Het wereldkampioenschap voetbal in Brazilië is nu twee weken oud en
langzamerhand stijgt de stemming. Dat die stemming er überhaupt in zit komt ook,
en niet in de laatste plaats, door het feit dat zowel de Rode Duivels als de
Oranje Leeuwen de tweede ronde hebben bereikt. Met een beetje optimisme en veel
goede wil zit het erin dat we binnenkort bij de finale kunnen spreken van een
ouderwetse Holland-België (of omgekeerd). En reken maar dat wij dan de leeuw
niet in zijn hempie zullen laten staan.
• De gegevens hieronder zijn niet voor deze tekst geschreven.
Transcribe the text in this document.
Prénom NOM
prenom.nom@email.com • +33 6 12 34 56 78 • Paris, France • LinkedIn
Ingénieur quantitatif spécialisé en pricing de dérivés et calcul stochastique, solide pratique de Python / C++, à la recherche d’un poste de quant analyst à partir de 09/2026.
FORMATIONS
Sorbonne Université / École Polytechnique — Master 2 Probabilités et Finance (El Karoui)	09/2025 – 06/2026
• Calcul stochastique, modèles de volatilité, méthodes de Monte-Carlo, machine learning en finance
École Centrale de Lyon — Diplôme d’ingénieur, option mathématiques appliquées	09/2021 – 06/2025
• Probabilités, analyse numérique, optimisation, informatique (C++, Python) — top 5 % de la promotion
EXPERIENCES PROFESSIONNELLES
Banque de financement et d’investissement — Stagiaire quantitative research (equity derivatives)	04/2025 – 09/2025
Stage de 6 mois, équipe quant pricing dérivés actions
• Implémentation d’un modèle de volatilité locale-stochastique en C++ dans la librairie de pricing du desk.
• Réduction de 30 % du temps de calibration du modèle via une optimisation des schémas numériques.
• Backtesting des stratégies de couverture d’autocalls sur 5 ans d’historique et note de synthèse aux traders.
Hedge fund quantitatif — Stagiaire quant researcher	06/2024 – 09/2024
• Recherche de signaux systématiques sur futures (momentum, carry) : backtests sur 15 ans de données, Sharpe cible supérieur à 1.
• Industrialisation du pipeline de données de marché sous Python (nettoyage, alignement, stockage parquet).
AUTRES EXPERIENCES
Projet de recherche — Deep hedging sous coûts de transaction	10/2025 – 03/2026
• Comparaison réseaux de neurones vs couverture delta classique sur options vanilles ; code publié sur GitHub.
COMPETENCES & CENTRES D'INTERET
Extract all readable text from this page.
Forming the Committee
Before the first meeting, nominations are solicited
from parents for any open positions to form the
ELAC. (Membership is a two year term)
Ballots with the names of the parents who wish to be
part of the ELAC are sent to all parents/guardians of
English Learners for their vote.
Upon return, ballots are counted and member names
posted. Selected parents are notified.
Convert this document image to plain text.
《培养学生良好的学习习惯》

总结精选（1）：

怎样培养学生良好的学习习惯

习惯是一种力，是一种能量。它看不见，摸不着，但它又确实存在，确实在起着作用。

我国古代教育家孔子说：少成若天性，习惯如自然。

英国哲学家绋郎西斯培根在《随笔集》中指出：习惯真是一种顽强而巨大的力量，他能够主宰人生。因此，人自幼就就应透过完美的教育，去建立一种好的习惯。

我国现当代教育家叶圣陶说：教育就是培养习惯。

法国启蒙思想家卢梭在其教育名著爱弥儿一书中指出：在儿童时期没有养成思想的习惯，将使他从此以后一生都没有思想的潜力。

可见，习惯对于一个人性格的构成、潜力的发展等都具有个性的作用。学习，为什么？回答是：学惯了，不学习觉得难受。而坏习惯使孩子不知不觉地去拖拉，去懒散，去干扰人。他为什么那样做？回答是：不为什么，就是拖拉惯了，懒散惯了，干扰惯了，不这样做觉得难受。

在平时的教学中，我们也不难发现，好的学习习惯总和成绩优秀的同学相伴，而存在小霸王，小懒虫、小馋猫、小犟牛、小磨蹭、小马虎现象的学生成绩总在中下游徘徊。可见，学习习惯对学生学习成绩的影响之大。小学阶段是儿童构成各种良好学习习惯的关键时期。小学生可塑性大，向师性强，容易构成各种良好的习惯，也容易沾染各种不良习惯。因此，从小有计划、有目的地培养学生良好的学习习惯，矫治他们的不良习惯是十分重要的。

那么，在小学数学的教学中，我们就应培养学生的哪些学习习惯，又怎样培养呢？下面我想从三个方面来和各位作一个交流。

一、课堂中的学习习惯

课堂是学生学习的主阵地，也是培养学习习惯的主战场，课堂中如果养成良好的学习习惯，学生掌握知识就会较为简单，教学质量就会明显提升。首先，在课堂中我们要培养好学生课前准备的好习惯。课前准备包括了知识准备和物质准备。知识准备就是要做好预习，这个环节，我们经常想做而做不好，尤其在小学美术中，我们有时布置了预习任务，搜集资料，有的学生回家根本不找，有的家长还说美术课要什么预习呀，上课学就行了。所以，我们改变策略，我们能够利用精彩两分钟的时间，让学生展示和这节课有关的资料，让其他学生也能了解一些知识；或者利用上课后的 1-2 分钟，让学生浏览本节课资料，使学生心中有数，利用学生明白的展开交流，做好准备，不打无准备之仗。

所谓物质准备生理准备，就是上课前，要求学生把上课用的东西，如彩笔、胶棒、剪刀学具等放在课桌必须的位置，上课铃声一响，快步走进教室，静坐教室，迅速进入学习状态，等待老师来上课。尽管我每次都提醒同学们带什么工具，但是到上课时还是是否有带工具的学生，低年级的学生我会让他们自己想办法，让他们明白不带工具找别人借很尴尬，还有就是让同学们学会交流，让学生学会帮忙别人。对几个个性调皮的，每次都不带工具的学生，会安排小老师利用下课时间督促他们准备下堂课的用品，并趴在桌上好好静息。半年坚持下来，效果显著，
Nee, zolang er gewonnen wordt straalt
de spelvreugde behalve op de spelers en de trainer (de onovertroffen Louis van
Gaal: verguisd tot op het bot en nu opgehemeld tot en met) ook op ons allen
neer.
Toch is er ook
hier sprake van een toenemende onzekerheid. Ik bedoel wat betreft het uitleggen
en toepassen van de regels van het edele voetbalspel. Hebt u geteld hoeveel
scheidsrechters er bij iedere wedstrijd langs de kant staan? Het is een soort existentiële
onzekerheid die bezit van ons heeft genomen. Wij kunnen zelfs niet meer
vaststellen of de bal de doellijn wél heeft gepasseerd of net niet.
Vroeger, als
kleine jongens, speelden wij een potje voetbal op een zandveldje tussen de
nieuwbouwhuizen en we deden dat zonder één scheidsrechter. Probleemloos. En nu?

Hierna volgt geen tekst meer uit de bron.